Example: Separate thread pools for different services
- Payment service: 20 threads
- Notification service: 10 threads
- Analytics service: 5 threads
If analytics is slow → only analytics threads are blocked
Payment and notifications continue working
Metrics: Numerical measurements over time
- Request rate, error rate, latency (RED metrics)
- CPU, memory, disk (USE metrics)
- Tools: Prometheus + Grafana
Logs: Timestamped records of events
- Structured logging (JSON) > unstructured
- Log levels: DEBUG, INFO, WARN, ERROR
- Tools: ELK Stack (Elasticsearch, Logstash, Kibana)

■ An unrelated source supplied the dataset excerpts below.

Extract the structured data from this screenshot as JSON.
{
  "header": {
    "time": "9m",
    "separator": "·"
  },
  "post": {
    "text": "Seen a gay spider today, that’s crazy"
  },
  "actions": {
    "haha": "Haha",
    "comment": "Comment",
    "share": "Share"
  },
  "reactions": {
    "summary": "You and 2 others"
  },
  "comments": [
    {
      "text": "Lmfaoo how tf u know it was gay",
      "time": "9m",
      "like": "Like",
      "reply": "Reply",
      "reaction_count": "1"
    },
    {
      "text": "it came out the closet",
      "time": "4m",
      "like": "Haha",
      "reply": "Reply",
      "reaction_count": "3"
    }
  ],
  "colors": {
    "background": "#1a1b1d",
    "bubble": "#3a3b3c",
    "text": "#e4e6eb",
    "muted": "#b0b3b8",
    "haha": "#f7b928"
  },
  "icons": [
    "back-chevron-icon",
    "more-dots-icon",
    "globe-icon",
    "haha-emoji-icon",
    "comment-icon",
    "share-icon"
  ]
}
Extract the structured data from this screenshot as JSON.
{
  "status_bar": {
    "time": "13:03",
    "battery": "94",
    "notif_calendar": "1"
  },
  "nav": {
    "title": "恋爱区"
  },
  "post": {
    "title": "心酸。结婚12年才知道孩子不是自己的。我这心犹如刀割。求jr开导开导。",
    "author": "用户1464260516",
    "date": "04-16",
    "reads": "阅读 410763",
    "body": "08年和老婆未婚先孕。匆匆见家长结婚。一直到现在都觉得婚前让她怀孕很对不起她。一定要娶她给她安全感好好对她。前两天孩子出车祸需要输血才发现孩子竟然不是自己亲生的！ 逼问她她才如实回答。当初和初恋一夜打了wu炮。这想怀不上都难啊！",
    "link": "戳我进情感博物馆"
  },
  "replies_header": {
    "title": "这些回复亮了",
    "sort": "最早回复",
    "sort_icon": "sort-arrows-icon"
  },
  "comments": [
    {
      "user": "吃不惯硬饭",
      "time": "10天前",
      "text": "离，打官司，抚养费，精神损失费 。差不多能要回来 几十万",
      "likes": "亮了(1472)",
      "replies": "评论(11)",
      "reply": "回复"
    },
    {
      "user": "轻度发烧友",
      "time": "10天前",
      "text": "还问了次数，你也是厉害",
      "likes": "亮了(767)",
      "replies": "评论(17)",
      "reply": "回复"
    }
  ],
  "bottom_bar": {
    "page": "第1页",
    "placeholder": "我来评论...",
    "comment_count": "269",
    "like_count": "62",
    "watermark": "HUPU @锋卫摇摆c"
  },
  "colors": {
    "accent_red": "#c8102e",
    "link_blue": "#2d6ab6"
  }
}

Traces: End-to-end request journey across services
- Trace ID propagated through all services
- Shows where time is spent
- Tools: Jaeger, Zipkin, AWS X-Ray
RED Method (for services):
Rate: Requests per second
Errors: Error rate (%)
Duration: Latency (P50, P95, P99)
USE Method (for resources):
Utilization: % time resource is busy
Saturation: Queue length
Errors: Error count
SLI/SLO/SLA:
SLI (Service Level Indicator): Actual measurement (e.g., 99.5% uptime)
SLO (Service Level Objective): Target (e.g., 99.9% uptime)
SLA (Service Level Agreement): Contract with penalty (e.g., 99.9% or refund)
| Concept | Key Point | Example |
|---|---|---|
| CAP Theorem | CP vs AP trade-off | MongoDB (CP) vs Cassandra (AP) |
| Eventual Consistency | Replicas converge over time | DNS, social feeds |
| Leader-Follower | Writes to leader, reads from followers | MySQL replication |
| Saga Pattern | Distributed transactions via compensation | Booking systems |
| Consistent Hashing | Minimize remapping when nodes change | Redis cluster |
| Circuit Breaker | Stop calling failing services | Payment gateway |
| Raft | Leader election + log replication | etcd, CockroachDB |